Próximo a terminar su gobierno, y tres días después de la toma territorial de 170 municipios por el Clan del Golfo, Iván Duque espetó con voz de militar veintejuliero (cuidadosamente plagiada del general Ajúa), que desplegaría un bloque de búsqueda para extirpar de raíz lo que queda de esa organización. Agregó que destinaría 54.000 militares para conjurar la crisis y que aceleraría las extradiciones de quienes sean capturados.
Anuncios tardíos, cuando estamos a pocos meses de la entrega de mando. Anuncios fútiles, porque sabemos que una parte no despreciable del ejército lleva años operando –otra vez– de la mano de la delincuencia. Anuncios preocupantes, porque muestran que a pesar de la expansión de las operaciones del Clan del Golfo, bien conocidas por todos, el Estado no estaba haciendo todo lo que podía para desmontar esa estructura criminal.

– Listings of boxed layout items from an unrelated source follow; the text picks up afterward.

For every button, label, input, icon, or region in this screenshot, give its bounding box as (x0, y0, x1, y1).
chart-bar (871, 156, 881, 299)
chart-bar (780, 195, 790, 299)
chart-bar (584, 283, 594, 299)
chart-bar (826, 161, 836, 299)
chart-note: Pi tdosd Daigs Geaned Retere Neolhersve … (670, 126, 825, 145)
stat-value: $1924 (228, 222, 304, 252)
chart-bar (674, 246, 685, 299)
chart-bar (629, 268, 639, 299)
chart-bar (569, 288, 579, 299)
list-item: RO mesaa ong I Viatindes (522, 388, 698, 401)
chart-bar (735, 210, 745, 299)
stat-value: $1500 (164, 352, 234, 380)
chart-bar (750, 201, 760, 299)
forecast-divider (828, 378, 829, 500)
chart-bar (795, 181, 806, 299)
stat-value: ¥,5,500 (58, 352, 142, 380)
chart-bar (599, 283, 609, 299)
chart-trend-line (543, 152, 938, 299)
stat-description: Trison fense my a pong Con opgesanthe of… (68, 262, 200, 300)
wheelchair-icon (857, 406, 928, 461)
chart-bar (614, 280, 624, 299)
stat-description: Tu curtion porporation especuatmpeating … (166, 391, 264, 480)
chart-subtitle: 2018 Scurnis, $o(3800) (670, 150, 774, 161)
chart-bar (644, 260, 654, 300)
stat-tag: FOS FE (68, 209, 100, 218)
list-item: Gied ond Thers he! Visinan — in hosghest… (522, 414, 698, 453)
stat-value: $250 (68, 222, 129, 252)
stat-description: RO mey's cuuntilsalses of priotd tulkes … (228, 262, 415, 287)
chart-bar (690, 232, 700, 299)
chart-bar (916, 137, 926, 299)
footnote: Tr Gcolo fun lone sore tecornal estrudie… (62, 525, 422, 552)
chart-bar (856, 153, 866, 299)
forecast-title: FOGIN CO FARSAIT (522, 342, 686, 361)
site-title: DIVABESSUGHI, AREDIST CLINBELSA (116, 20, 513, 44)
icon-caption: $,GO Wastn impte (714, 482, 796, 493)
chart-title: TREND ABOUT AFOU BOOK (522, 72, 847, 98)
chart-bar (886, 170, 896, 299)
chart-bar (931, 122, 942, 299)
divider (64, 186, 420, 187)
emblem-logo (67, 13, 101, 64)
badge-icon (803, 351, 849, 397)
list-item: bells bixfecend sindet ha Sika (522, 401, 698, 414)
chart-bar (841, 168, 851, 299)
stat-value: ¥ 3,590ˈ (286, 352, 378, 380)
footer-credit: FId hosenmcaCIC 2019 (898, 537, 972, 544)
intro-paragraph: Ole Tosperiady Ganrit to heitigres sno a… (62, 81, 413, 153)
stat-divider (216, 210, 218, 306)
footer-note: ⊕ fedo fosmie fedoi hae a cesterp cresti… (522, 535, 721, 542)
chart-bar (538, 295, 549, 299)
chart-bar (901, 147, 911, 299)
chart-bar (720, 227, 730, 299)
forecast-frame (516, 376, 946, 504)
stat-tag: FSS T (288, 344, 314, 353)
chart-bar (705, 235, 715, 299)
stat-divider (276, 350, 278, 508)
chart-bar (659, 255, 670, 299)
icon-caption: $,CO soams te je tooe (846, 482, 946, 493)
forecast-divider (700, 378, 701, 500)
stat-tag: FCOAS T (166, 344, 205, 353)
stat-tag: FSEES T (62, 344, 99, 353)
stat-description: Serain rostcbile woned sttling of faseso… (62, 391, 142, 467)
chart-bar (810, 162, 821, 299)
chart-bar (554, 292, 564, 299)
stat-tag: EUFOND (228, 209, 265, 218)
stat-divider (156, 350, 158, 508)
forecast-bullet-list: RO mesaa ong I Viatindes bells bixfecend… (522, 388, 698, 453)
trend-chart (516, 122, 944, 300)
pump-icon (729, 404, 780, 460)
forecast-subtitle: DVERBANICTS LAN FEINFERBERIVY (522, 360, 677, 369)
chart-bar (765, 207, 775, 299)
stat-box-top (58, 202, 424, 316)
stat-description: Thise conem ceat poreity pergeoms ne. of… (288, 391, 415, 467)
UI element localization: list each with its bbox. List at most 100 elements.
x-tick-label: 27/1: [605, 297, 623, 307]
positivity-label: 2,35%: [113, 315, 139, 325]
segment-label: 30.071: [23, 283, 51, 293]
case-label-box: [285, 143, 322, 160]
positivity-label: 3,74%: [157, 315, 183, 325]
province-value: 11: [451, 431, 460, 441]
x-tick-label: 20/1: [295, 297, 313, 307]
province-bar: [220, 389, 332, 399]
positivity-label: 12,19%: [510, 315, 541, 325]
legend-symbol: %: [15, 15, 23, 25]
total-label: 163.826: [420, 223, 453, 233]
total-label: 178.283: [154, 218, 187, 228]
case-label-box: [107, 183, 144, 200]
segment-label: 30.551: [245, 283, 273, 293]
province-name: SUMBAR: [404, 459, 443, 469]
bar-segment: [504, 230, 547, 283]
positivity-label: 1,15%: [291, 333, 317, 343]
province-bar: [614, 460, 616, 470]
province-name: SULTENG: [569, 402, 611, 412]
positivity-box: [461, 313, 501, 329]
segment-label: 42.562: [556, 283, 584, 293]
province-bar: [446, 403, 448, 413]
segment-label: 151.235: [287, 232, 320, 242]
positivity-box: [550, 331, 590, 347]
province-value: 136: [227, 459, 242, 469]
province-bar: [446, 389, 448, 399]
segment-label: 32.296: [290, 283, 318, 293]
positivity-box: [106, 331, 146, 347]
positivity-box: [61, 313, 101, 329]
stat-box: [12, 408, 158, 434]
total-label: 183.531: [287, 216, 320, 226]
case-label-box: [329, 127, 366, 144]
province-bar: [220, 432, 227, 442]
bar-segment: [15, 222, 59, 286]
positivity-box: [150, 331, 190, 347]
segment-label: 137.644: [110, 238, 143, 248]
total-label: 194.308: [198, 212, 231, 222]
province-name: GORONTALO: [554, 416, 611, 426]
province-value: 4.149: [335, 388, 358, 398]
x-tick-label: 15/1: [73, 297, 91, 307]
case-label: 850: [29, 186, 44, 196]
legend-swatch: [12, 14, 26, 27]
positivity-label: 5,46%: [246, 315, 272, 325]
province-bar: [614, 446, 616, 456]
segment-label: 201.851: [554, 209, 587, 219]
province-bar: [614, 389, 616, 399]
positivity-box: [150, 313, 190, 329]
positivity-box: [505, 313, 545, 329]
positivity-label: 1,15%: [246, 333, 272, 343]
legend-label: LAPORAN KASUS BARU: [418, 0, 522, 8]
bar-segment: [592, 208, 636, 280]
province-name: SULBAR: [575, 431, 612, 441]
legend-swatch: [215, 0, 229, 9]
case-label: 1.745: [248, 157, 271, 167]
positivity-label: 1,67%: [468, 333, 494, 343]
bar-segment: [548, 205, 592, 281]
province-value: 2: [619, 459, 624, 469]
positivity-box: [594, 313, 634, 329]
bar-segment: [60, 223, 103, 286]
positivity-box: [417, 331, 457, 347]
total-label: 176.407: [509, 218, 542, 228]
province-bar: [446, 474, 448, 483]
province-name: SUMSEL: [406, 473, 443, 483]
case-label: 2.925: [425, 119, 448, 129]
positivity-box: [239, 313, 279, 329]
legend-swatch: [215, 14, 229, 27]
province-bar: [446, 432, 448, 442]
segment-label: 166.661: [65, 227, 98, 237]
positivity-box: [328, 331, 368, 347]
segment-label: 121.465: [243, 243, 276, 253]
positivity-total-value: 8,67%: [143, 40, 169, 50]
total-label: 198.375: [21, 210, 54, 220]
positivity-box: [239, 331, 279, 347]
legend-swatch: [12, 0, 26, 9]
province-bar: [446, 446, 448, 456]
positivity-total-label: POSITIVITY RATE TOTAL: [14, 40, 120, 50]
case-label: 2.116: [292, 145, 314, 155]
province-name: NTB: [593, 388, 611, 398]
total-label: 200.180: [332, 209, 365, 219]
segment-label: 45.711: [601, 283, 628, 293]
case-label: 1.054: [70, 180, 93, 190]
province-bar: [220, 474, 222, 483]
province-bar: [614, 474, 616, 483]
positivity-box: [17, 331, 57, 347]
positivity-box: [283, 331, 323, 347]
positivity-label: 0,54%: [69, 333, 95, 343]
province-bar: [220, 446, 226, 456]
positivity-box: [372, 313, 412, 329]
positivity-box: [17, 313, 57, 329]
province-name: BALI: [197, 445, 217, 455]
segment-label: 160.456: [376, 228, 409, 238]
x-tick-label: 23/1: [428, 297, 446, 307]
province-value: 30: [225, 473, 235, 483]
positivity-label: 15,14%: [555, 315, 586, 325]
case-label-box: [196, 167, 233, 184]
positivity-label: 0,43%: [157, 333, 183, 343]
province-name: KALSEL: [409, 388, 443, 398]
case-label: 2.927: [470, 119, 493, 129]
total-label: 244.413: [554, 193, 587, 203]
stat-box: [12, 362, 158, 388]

Y no lo hacía –ni lo hará– por varias razones. Primero, porque desmontar el Clan del Golfo requiere verdad. La verdad por la que extraditaron a Otoniel y por la que el presidente dijo que acelerará las demás extradiciones. La verdad de los nexos de los paracos con militares, ganaderos, políticos y contratistas. La verdad de la corrupción, las drogas, las desapariciones y el desplazamiento. Y a Duque y a los criminales que encubre no les interesa que la verdad aflore.